With Medium, we take a look at the types of skateboarding happening around the world, put it together in one package and present it in hopes that it shows our readers someone or something new. This isn’t a one-off theme for our second issue; this is what Medium is about.
LSM: What are your inspirations among the already existing publications from all over the world, any influences or just stuff you're stoked on perhaps?
Joel: For inspiration, I loved Color and 43 when they were around, and The Skateboarder’s Journal from Australia. It’s a text heavy skateboard related book that’s either a bi-annual or quarterly. I’m stoked on Sergej Vutuc not just for his artistic style, but his DIY work ethic too.
Will: Yeah, I wish 43 was still around. Everything about it was quality from front to back, down to the ink that was being used. Otherwise, I love zines and seeing photographers (skate and otherwise) working on their own independent projects. I think it’s super important to support those around you who are pursuing their own paths. I get a big kick out of traveling to new, weird places in the name of skateboarding to see what I can dig up too. I’ve pitched some weird locations for skate trips and am thankful for the people who have believed in me so far.
LSM: What are you guys' respective goals for the future, how would you like your projects to develop? Any future trips or side projects lined up?
Will: Like I said above, we want to grow the magazine organically and we want our projects to do the same. It’s pretty idyllic to do a trip somewhere, make friends and skate with someone new from that region and feature them in the magazine down the road.
Aymeric Nocus, step hop, Paris. Ph.: Will Jivcoff
As far as future trips go, right now we’re working on planning a trip to Azores so if any Portuguese locals can lend us their insight about skating there, hit me up! After that, Russia and eastern Europe are on the to-do list for Summer 2018.
"We thought they were the shit; in reality, they were pricks"
Joel: We’ve got an edit coming out for the Paris trip we did with Medium this past summer and I’m also working on a Love video which is always a work in progress. We’ve been working on it for the summer and I think we’re going to take the next one to film before we put it out. I hate putting anything out that feels rushed or incomplete, so we’re going to do that.
LSM: Talking doing things right, starting this off with you guys, I definitely forgot about my favorite classic background introduction question... So to close this off now, how, when and where did you guys first took up skateboarding?
Will: It was in Kitchener and I was 10 years old when a kid from the next-door apartment complex showed up to play with a holographic Star Wars skateboard. He was raving about how they were on sale for $20 at Walmart so I went home that night and begged my mom for one. She came home from work the next day with one and sealed my fate.

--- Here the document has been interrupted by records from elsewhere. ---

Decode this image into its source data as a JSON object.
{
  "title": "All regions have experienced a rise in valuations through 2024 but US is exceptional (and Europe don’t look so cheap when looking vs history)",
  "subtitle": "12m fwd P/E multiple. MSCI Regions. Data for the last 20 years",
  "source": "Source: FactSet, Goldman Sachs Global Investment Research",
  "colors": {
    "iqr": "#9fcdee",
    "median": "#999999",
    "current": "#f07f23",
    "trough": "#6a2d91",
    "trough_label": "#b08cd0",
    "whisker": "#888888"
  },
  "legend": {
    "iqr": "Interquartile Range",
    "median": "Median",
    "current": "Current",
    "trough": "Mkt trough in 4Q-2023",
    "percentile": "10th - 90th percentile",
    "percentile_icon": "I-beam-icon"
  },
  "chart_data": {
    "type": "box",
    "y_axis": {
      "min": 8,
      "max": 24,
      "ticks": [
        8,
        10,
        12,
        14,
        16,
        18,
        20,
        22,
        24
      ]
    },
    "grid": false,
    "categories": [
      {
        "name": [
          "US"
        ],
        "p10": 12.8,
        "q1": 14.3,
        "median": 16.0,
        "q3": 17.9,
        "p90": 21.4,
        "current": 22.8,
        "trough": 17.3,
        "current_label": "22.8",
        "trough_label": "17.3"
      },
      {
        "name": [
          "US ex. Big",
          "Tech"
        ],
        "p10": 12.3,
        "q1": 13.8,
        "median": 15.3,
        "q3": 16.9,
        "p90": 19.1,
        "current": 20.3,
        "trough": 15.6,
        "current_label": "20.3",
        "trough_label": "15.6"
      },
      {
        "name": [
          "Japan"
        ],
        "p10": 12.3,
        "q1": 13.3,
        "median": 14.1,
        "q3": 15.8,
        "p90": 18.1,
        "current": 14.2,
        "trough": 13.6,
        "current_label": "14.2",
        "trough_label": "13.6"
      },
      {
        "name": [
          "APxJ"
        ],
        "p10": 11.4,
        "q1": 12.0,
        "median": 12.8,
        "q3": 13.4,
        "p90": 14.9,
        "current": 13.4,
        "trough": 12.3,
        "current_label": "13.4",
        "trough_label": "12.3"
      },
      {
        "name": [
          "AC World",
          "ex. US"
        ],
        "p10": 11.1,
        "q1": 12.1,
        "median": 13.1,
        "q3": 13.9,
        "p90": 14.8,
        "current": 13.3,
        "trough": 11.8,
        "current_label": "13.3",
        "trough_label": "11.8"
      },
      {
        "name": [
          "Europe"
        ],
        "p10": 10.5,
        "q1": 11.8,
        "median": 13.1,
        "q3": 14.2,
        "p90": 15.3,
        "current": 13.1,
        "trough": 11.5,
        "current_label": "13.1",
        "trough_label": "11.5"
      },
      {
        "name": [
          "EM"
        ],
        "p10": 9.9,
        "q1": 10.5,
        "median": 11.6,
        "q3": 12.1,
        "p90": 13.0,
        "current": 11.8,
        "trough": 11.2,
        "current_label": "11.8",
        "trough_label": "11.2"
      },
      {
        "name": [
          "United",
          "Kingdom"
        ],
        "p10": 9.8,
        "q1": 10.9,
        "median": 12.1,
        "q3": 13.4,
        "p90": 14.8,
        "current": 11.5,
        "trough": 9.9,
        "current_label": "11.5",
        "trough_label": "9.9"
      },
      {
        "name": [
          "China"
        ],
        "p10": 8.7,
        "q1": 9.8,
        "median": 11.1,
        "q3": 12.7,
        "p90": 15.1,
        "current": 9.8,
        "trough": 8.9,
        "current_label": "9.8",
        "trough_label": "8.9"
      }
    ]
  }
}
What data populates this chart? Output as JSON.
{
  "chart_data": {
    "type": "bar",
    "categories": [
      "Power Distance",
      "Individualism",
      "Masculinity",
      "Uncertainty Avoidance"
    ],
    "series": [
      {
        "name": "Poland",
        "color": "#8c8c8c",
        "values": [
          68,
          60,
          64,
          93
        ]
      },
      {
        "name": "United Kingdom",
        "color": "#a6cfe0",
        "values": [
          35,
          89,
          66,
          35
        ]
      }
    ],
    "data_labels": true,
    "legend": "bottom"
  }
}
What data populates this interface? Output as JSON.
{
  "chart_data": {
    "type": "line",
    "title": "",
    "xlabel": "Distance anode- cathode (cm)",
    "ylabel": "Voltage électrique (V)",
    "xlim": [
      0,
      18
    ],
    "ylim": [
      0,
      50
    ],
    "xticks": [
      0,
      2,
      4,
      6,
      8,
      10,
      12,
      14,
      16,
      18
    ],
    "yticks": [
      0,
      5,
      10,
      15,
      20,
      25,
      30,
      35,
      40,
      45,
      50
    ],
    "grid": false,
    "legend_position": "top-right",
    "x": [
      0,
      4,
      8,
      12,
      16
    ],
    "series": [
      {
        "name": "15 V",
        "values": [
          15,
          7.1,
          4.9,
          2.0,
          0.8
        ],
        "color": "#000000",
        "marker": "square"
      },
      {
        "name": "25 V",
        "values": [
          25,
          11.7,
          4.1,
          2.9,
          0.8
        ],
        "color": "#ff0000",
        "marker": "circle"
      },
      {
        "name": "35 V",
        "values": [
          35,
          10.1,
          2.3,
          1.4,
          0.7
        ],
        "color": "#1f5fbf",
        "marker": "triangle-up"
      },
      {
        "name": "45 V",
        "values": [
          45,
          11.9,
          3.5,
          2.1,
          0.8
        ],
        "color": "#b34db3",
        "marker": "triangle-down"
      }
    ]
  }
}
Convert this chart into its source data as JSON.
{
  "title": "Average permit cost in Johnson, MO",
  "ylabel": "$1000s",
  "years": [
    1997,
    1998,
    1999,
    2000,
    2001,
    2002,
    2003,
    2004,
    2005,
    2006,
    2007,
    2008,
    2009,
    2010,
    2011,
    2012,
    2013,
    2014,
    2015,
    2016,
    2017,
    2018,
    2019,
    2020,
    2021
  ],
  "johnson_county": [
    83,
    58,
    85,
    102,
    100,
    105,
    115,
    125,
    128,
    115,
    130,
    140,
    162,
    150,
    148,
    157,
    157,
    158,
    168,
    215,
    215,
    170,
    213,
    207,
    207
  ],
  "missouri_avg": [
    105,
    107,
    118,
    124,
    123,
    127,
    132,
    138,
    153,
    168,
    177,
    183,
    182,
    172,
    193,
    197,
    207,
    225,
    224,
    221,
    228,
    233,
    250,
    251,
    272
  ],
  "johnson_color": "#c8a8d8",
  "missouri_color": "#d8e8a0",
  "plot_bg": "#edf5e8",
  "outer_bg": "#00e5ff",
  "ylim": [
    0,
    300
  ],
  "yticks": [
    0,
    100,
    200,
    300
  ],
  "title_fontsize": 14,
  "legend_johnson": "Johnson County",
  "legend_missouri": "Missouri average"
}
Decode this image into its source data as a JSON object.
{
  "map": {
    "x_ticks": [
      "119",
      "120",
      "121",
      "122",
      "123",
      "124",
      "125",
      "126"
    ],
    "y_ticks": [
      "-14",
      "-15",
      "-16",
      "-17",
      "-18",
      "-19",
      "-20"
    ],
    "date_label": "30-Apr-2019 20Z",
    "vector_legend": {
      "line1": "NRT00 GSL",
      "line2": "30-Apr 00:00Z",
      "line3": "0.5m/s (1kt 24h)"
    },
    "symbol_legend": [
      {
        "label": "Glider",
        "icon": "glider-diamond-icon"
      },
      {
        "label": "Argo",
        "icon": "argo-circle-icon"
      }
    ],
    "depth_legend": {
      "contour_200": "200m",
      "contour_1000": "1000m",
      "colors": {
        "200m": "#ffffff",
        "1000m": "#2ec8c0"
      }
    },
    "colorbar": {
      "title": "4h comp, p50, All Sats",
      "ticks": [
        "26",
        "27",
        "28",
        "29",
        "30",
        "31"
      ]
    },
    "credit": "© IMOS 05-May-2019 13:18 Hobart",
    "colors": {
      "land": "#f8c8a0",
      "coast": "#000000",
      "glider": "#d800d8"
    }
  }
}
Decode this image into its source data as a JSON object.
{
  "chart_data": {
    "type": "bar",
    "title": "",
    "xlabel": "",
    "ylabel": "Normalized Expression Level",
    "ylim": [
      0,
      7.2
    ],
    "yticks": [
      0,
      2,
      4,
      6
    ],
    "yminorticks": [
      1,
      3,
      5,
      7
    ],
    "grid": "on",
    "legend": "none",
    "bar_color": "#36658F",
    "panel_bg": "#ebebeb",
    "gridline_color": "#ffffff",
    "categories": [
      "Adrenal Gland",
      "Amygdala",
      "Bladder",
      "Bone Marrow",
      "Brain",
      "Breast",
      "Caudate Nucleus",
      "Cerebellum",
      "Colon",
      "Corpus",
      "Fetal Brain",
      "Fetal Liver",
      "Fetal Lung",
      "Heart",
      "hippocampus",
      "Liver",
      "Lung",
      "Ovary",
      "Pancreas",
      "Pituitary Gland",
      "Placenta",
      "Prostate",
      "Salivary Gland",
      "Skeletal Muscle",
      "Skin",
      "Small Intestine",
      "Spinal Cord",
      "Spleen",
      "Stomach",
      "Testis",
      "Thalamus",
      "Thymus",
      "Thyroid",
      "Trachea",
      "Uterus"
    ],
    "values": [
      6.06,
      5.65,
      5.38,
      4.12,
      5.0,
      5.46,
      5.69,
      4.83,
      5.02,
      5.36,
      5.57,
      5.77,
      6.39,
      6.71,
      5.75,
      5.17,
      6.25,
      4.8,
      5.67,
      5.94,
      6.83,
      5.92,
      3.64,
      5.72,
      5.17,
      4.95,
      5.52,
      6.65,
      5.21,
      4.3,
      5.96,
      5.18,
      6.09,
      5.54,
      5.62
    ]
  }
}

Joel: My first skate memory for me was these two shit-head kids on my block growing up in Kitchener Ontario. Mike and Steve. They were a couple years older than Isaac and I and they were your typical asshole kids who had a jump ramp in the street and cops showing up at their houses regularly... in reality they were pricks. We thought they were the shit and we would just ask to try their boards. On our 12th birthdays, Isaac and I got boards from the local shop and the rest is history. Its been 19 years now and I still love every second on a board.